Based on a harrowing true story that made global headlines, and is still talked about today, the film focuses on Olfa Olfa Hamrouni, the mother of 4 daughters, two of whom (Rahma and Ghoufran Chikhaoui) fled their country to join ISIS. The first, Rahma, was only 17 when she made the decision to join the terrorist group, having been married to terrorist Noureddine Chouchane, the 36-year-old Tunisian chief of Ansar al-Sharia in Sabratha,who was suspected of planning a major attack on Sousse, Tunisia, that killed 38 people. Ghoufran, Rahma’s sister, had fled earlier, having not shown up for work one day only for her family to later on reach the shocking discovery.
What makes Four Daughters fascinating is that it traces the girls’ upbringing, from the eyes of their mother as well as their sisters who remained in Tunisia and did not join ISIS. Rather than making the film centered around how and why the girls were radicalized, it becomes much more than that: an examination of the multi-layered, tumultuous dynamic between Olfa and her four daughters, a reflection of how Olfa’s poisonous upbringing and troubled marriage impacted the way she handled her children – and a fascinating, often harrowing, examination how sexual suppression, oppression and isolation that each of the girls had experienced scarred them for life. In expanding the scope of the film to paint a picture of both the women who stayed as well as those who left to join ISIS, the film becomes much more resonant and powerfully insightful, speaking for countless women in the region instead of one particular story.
Ben Hania’s brilliant decision to bring such a shocking story to the screen in a hybrid format works so marvelously that the film never loses momentum, and remains as stunning, touching and deeply insightful, offering viewers a rare window to the staggering contradictions and agonizing traumas that women endure in the region.

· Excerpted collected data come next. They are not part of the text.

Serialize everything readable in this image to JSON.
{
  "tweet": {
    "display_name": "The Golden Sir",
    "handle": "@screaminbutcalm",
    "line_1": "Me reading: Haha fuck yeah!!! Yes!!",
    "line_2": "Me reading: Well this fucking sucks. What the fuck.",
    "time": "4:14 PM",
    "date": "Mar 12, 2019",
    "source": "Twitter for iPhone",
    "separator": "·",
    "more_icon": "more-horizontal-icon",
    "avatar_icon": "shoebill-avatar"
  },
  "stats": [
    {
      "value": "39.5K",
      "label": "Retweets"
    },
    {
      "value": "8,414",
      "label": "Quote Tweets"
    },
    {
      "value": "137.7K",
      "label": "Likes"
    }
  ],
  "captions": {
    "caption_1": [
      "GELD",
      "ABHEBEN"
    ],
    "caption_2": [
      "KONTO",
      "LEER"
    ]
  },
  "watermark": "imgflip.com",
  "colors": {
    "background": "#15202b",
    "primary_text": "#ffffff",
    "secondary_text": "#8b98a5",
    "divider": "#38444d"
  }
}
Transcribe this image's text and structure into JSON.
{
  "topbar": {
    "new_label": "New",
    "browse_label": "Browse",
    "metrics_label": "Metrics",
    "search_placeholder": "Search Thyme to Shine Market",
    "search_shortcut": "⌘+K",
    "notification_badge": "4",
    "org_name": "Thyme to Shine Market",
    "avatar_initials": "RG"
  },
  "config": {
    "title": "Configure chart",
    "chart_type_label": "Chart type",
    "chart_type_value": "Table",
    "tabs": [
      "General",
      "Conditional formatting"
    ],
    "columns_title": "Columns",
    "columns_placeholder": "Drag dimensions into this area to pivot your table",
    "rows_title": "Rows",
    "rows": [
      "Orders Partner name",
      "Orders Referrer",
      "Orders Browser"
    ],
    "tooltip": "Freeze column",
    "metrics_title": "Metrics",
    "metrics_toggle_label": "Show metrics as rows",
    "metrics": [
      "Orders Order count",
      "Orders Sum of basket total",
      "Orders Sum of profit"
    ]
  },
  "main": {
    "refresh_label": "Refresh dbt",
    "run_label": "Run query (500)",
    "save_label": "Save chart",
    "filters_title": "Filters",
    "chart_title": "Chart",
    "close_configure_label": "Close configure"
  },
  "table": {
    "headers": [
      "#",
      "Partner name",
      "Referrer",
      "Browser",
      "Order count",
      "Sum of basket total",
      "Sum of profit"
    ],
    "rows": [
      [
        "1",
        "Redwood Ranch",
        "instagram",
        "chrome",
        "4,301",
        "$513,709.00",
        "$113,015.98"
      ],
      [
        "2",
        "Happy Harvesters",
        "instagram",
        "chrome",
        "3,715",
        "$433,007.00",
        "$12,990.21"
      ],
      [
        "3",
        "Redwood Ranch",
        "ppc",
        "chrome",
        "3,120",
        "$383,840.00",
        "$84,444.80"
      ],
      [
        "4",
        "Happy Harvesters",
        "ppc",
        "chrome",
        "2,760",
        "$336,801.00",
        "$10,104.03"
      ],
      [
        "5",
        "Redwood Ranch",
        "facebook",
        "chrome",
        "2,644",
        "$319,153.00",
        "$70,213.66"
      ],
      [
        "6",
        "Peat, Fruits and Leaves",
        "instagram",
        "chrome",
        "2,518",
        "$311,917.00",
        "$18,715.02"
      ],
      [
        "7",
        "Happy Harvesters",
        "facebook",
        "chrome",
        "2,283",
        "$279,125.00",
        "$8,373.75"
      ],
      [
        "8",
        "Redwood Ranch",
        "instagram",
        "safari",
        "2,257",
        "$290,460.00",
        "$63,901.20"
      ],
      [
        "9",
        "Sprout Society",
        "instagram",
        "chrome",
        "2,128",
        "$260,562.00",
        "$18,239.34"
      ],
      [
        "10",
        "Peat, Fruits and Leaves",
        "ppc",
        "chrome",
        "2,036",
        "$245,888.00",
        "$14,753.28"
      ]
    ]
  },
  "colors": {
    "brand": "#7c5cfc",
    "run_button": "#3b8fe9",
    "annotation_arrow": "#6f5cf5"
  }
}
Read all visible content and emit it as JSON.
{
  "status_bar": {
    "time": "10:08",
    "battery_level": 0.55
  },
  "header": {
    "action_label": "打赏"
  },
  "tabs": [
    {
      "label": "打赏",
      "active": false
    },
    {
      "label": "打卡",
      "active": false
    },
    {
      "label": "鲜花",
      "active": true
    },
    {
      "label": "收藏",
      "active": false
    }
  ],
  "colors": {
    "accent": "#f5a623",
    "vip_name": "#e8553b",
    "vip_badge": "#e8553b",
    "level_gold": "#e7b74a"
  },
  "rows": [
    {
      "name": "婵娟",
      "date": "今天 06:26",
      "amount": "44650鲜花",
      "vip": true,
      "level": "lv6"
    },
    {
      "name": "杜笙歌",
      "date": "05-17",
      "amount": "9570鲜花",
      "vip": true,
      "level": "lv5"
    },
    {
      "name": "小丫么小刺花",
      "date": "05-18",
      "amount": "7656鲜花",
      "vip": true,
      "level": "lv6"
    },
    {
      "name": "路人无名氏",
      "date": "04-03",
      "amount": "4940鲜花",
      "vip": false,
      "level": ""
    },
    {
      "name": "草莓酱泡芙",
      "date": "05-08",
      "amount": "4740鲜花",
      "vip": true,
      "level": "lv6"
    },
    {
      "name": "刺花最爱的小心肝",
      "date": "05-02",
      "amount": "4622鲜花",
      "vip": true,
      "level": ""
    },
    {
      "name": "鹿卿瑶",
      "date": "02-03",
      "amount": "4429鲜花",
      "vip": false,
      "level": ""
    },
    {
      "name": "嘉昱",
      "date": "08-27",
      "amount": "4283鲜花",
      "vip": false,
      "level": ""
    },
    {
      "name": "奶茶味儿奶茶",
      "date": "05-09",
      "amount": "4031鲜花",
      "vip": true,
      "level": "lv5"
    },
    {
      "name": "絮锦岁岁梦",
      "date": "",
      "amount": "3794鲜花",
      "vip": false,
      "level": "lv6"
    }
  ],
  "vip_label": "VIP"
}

The format allows Hania to alternate between performed scenes and interviews, offering the film a unique ability to shift tones while never losing its coherent narrative.
By featuring the actual mother and two of her daughters (those who still remain in Tunisia today) as on-screen subjects, as well as selecting highly skilled actresses (including acclaimed Tunisian actress Hend Sabri) to play the imprisoned daughters as well as the mother in scenes that are too hard for the real subjects to narrate on camera, the film allows us to both follow the story of its protagonists as well as observe the many nuances hidden in the actual subjects’ spoken lines, shaky voices, troubled recollections and sincere tears. The picture also becomes one of the most effective and deeply sincere case studies of what it means to be a woman in the Middle East. It’s a question whose answer is sometimes stranger than fiction, and sometimes too hard to believe that it requires imagination to bring the experience closer to viewers.
Neither a documentary nor a feature film in the academic or traditional sense, the film mirrors the realities of its five female subjects: as dramatic, shocking and devastating their ‘story’ might seem on a narrative level, this is, ultimately, the life they’ve lived and the actual ordeal they’ve had to endure. It’s all true, as much as we’d hoped it’s not, and the hybrid retelling of the story serves as a reminder of how healing it might be to finally be able to muster the courage to tell our very painful, personal stories in front of a camera – despite all the tears, risks of and judgment we may face. It’s not just an act of bravery, it’s also an act of solidarity, as our stories can speak for those who are still afraid to express, giving a voice to the many voiceless communities who seldom see their experiences presented on screen.
A landmark achievement in every sense of the word, Four Daughters is a must-watch, a film that will most certainly find a passionate international audience when it most likely hits the Best International Feature Film Oscar shortlist this December.
Grade: A
This review is from the 2023 Toronto International Film Festival. Kino Lorber will release Four Daughters in the U.S. and the film is the official Tunisian submission for the International Feature Film Oscar for the 96th Academy Awards.